Oireachtas Joint and Select Committees

Thursday, 5 May 2016

Committee on Housing and Homelessness

Banking and Payments Federation Ireland

10:30 am

Mr. Noel Brett:

I suspect that if any of us around this table had to fill it in for our own personal circumstances, it would not be an easy process. That is why I urge people again to sit down with representatives from a body such as MABS or StepChange who have expertise in filling these in and who will walk through the documentation with them. I included the SFS in my pack because I wanted to show the Deputies just how complicated it is. This process is not set by the lenders. This is the process that borrowers must go through. It can be done, and there are people in the country who have a lot of expertise in assisting people. We must understand that there can be language issues, literacy issues and numeracy issues - all the more reason to engage with one of these supports and choose the one with which an individual is most comfortable.

Regarding the number of those in arrears, the Central Bank publishes this data. I have some very high-level data that I am very happy to go through. Again I am relying here on figures from the Central Bank. I am obviously precluded from reaching into individual lenders. As a federation, we are precluded on competition grounds from getting into some of these issues, so we will rely on published Central Bank figures. According to its most recent figures, as of the end of 2015 - I anticipate these figures will have improved even further - the number of mortgages in arrears continues to fall. It currently stands at 88,292, which is 11.8% of all accounts in arrears. In terms of two categories, private dwelling houses and buy-to-let properties, 61,931 accounts are 90 days or more in arrears. The category we should all be most concerned about is those who are 720 days or more in arrears. There are 36,351 accounts in that category. That number has been falling, thankfully, since 2015 and overall, as I said to the Chairman earlier, of private dwelling houses, 120,739 accounts have been restructured to date. Some 86.5% of those are meeting the arrangements in full.

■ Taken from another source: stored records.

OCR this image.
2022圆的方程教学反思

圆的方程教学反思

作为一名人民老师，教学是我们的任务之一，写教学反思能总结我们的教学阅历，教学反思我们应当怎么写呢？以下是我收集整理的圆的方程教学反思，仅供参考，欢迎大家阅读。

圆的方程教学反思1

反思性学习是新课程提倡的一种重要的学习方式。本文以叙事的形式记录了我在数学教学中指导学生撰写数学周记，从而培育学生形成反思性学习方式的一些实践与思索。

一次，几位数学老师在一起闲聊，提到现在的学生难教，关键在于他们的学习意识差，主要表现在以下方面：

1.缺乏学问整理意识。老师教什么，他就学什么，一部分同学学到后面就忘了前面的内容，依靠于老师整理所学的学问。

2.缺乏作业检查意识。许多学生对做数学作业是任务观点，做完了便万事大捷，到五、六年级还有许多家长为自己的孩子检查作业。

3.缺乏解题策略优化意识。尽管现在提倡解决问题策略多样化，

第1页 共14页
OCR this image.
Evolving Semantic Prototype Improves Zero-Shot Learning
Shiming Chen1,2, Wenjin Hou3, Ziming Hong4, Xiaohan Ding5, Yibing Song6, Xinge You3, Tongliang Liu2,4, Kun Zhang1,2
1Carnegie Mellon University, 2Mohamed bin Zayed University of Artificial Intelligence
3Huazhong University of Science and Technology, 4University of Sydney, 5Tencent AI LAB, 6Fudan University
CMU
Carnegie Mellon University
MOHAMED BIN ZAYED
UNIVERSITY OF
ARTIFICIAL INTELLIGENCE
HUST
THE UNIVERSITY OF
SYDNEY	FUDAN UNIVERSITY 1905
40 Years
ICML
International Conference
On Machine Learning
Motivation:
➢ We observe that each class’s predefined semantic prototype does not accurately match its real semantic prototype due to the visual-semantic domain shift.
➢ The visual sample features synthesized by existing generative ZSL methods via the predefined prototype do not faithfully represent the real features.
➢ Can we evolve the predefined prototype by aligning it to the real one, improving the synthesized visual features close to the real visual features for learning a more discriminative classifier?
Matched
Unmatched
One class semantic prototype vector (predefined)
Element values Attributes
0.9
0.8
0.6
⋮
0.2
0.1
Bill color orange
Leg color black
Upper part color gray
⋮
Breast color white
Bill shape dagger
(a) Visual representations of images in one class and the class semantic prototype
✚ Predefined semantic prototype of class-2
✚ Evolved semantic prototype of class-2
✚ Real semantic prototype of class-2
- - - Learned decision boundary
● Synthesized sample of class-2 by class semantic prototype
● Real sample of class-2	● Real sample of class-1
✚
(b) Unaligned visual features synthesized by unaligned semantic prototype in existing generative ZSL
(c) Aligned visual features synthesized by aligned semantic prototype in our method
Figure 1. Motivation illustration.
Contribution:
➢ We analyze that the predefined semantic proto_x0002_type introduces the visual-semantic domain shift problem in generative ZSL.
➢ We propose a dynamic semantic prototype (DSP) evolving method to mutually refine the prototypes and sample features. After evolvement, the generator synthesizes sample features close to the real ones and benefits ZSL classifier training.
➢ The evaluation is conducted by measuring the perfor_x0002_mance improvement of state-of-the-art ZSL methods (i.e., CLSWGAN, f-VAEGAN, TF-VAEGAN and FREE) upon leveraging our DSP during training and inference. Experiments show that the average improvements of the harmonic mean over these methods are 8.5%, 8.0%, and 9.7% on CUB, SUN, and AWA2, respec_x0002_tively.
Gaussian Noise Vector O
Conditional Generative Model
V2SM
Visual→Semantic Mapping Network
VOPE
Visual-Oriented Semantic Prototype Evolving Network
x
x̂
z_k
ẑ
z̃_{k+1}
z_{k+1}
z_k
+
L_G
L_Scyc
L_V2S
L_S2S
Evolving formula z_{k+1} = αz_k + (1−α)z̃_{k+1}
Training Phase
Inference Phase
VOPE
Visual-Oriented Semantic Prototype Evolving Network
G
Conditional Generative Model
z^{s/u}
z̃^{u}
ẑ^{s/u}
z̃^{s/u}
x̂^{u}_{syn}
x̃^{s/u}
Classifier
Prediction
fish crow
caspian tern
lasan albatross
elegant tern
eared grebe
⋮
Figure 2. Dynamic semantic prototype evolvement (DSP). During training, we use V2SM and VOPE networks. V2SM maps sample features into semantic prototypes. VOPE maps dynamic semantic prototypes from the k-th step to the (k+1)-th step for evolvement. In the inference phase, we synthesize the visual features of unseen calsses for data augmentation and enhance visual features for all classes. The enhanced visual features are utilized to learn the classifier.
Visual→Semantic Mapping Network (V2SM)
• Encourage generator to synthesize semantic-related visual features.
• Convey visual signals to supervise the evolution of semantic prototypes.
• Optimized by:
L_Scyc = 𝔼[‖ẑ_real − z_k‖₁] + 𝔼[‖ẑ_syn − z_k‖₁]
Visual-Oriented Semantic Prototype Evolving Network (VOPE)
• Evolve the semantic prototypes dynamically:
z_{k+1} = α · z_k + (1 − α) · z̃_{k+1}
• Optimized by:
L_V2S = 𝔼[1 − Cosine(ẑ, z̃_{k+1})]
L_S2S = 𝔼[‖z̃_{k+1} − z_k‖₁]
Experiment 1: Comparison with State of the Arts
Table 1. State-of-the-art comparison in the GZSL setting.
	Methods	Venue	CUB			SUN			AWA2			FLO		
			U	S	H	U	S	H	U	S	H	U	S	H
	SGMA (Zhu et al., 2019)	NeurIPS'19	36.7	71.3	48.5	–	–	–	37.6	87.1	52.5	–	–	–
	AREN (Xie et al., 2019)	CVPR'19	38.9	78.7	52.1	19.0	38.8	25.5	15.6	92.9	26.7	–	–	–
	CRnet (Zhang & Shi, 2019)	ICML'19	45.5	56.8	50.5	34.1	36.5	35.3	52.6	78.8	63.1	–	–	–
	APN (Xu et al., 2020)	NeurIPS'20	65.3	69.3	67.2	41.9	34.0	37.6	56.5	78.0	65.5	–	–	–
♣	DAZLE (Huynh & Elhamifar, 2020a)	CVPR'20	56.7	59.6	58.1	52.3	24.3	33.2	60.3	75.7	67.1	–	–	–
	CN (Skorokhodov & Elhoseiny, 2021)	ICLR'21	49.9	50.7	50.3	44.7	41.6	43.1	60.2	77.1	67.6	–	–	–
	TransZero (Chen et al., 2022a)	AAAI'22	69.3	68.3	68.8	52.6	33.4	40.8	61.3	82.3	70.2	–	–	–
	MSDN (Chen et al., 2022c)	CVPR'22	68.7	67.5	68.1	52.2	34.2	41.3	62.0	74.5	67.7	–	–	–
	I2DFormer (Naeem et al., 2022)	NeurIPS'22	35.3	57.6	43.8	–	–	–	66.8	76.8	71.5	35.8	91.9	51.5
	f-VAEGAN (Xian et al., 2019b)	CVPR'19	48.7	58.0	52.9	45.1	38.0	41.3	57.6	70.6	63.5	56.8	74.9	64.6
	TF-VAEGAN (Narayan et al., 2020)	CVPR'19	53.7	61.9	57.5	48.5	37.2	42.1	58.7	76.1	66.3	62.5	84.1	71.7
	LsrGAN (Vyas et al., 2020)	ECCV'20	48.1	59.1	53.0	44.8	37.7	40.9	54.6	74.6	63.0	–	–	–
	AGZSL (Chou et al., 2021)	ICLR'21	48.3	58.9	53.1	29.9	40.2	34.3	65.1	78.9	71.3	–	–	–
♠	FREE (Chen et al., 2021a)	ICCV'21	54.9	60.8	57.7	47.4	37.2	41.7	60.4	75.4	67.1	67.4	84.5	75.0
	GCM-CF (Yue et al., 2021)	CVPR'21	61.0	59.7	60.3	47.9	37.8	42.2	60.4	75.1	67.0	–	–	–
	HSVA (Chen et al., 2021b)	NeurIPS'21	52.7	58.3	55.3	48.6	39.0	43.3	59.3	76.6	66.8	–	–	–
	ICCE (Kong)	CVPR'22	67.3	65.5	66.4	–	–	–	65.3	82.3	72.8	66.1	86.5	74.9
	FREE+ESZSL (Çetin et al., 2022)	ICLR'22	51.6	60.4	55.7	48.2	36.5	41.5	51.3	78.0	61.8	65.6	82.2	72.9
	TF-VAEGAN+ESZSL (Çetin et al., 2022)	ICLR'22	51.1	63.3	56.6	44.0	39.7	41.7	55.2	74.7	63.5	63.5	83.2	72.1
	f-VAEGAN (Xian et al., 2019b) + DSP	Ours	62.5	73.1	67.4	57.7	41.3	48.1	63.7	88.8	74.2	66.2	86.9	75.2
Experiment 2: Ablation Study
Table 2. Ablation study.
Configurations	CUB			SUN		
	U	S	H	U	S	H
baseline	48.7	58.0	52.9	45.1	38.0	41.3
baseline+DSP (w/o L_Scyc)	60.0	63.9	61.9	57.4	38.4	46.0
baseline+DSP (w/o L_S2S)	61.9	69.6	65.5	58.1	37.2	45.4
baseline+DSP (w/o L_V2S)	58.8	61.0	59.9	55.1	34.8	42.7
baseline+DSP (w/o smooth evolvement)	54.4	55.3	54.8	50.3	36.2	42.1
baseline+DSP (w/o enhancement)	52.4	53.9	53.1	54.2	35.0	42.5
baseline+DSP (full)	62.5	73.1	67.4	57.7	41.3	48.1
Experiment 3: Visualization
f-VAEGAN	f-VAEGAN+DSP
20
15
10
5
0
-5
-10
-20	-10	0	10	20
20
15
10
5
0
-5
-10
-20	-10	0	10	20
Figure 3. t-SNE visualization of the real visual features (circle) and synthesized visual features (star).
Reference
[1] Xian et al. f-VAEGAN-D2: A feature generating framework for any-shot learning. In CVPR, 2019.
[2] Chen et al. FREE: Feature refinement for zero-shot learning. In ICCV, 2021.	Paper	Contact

Of the 23,000 accounts which are more than 90 days in arrears those of most concern are the 15,064 accounts which are 720 days in arrears. I cannot state enough the importance of engagement between the borrower and the lender. It is in the interest of everybody, including the lender, to address the issue and try to resolve it. Rent receivers have been appointed to 5,967 accounts. If the committee wants more specific granularity the clerk can ring me and if I do not have it myself I will certainly try to source it from the Central Bank. The committee may choose to source the information directly as it is on the Central Bank's website. I was not expecting to get into this level of detail. I thought I might be speaking more about broader macrosocial policy. If the committee clarifies what it needs I will certainly do my best to get it.

I am not sure if I have covered adequately the issue raised by Deputy Funchion on people rejected from the mortgage-to-rent scheme. I have highlighted the reasons. I will admit that from our perspective in the early days of the scheme the lenders were probably so keen they referred cases which, with the benefit of hindsight, did not strictly meet the criteria. It may be interesting for the committee to get the perspective of the Department of the Environment, Community and Local Government and the Housing Agency. This is the key piece in terms of mortgage to rent. I ask the Deputy to please flag it if I have not covered an issue.